With the increasing application of proteomics to stroke, many important pathways have been identified from both pre-clinical and clinical sides. The study of multiple proteins and their interactions even predates the discovery of DNA – large-scale protein studies have been ongoing even before the word “proteome” existed in published literature. ^133-136 These are only a few very limited examples of applying newer proteomic technology to clinical problem solving. Each day innovative studies are published as the field rapidly advances. Many of these have been reviewed elsewhere. ¹⁴¹

However, challenges that relate to the heterogeneity of disease itself, availability of high-end instrumentation, and individual patient differences must be taken into consideration. ^18,138,139 For example, it has often been thought that clinically accessible fluids such as blood are too complex for mass spectrometry instrumentation to analyze well, mostly due to the issue of dynamic range. In complex bodily fluids such as plasma, high-abundance proteins (only about 10 or so) represent approximately 98% of the total protein content, masking the more clinically relevant lower-abundance proteins and making it difficult to assess all components of a sample. ^{137, 140-141} However, while this has been a limitation, advances in MS instrumentation and newer methodologies to enrich and target proteins of interest have been overcoming these obstacles. Also, emerging data show that not just the low-abundance, but high-abundance proteins too, have critical roles in human disease pathophysiology.¹⁴¹ For example, existing clinical markers such as CRP (C-reactive protein) for the prediction of cardiac risk factors, PSA (prostate-specific antigen) for prostate cancer, and various immunoglobulins for collagen vascular disease, are all higher-abundance markers. And post-translational modified components such as hemoglobin A1c have revolutionized systemic disease such as diabetes to assess cumulative disease burden and follow treatment efficacy.

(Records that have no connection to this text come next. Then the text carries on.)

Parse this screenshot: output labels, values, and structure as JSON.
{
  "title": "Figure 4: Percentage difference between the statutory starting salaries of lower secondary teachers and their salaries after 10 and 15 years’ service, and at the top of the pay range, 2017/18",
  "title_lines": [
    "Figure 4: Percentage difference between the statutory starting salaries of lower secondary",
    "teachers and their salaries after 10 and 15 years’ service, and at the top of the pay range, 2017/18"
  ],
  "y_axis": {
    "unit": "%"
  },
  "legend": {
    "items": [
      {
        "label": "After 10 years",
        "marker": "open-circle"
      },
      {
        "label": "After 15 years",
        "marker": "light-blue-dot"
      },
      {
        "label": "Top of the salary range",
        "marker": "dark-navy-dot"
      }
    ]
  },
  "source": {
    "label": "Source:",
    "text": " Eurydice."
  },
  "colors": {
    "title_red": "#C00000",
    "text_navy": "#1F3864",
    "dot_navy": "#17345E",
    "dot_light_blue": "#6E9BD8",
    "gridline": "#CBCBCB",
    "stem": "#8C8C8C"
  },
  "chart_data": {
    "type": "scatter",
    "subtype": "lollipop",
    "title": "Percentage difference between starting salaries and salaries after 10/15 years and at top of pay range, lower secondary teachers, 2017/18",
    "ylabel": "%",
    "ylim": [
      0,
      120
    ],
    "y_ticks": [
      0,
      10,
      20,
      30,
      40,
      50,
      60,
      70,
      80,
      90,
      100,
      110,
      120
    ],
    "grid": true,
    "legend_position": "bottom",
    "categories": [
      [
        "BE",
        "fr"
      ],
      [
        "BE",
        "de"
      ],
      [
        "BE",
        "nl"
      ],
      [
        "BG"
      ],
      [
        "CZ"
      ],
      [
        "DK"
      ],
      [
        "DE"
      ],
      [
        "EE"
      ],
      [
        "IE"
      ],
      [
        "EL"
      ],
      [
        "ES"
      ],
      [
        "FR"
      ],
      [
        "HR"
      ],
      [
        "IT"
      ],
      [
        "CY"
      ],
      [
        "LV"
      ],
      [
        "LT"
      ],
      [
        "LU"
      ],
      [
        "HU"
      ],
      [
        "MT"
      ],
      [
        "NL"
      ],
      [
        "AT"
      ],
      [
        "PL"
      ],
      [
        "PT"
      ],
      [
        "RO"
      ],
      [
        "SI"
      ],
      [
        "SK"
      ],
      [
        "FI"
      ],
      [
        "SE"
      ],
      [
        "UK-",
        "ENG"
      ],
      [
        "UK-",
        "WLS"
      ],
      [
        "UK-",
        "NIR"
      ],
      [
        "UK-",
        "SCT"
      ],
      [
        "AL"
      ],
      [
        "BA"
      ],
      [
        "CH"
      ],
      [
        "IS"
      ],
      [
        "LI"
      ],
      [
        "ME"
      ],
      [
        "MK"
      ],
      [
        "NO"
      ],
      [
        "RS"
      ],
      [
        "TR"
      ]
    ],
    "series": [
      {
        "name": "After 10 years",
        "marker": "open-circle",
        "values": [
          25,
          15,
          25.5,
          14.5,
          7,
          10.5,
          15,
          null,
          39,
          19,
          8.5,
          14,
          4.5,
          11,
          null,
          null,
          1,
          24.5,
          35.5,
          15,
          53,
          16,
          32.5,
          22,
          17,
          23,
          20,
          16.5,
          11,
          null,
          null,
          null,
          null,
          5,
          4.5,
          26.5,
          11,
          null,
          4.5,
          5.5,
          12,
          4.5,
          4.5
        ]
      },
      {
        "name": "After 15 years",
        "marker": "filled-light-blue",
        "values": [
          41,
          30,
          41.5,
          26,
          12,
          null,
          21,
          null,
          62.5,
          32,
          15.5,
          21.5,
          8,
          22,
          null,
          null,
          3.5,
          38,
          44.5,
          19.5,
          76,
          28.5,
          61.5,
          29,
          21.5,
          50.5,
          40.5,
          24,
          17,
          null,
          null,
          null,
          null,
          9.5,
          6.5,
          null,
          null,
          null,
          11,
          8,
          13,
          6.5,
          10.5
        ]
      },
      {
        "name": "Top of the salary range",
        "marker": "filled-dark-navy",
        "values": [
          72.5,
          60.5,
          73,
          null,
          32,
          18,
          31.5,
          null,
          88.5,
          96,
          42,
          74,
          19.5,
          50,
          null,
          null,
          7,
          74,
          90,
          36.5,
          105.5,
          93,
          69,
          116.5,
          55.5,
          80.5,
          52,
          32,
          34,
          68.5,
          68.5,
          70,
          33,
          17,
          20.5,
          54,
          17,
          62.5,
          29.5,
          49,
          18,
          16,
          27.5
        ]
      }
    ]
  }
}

A bedside “stimulus-response model” to monitor therapeutic efficacy pre and post treatment may help to minimize confounders by using each patient’s pre-therapy state as a baseline. If we can carry our own blood type for a proper match in emergencies, in the future can we also carry our proteomic/genomic baseline, so that our response to therapeutic intervention can be measured against this known background to monitor therapeutic efficacy in disease states? While larger clinical trials are warranted to establish the sensitivity and specificity of biomarkers for routine use from current candidates, smaller well-designed and well-controlled pre-clinical, translational and clinical bedside models are direly needed to investigate the underlying mechanisms and expand the field to understand neurovascular disease in a dynamic state. A pharmaco-proteomic approach to obtain a “composite” signature of treatment effects may help to monitor therapeutic efficacy, improve patient selection, ensure more precise clinical phenotyping for clinical trials, and most importantly individualize treatment for our patients.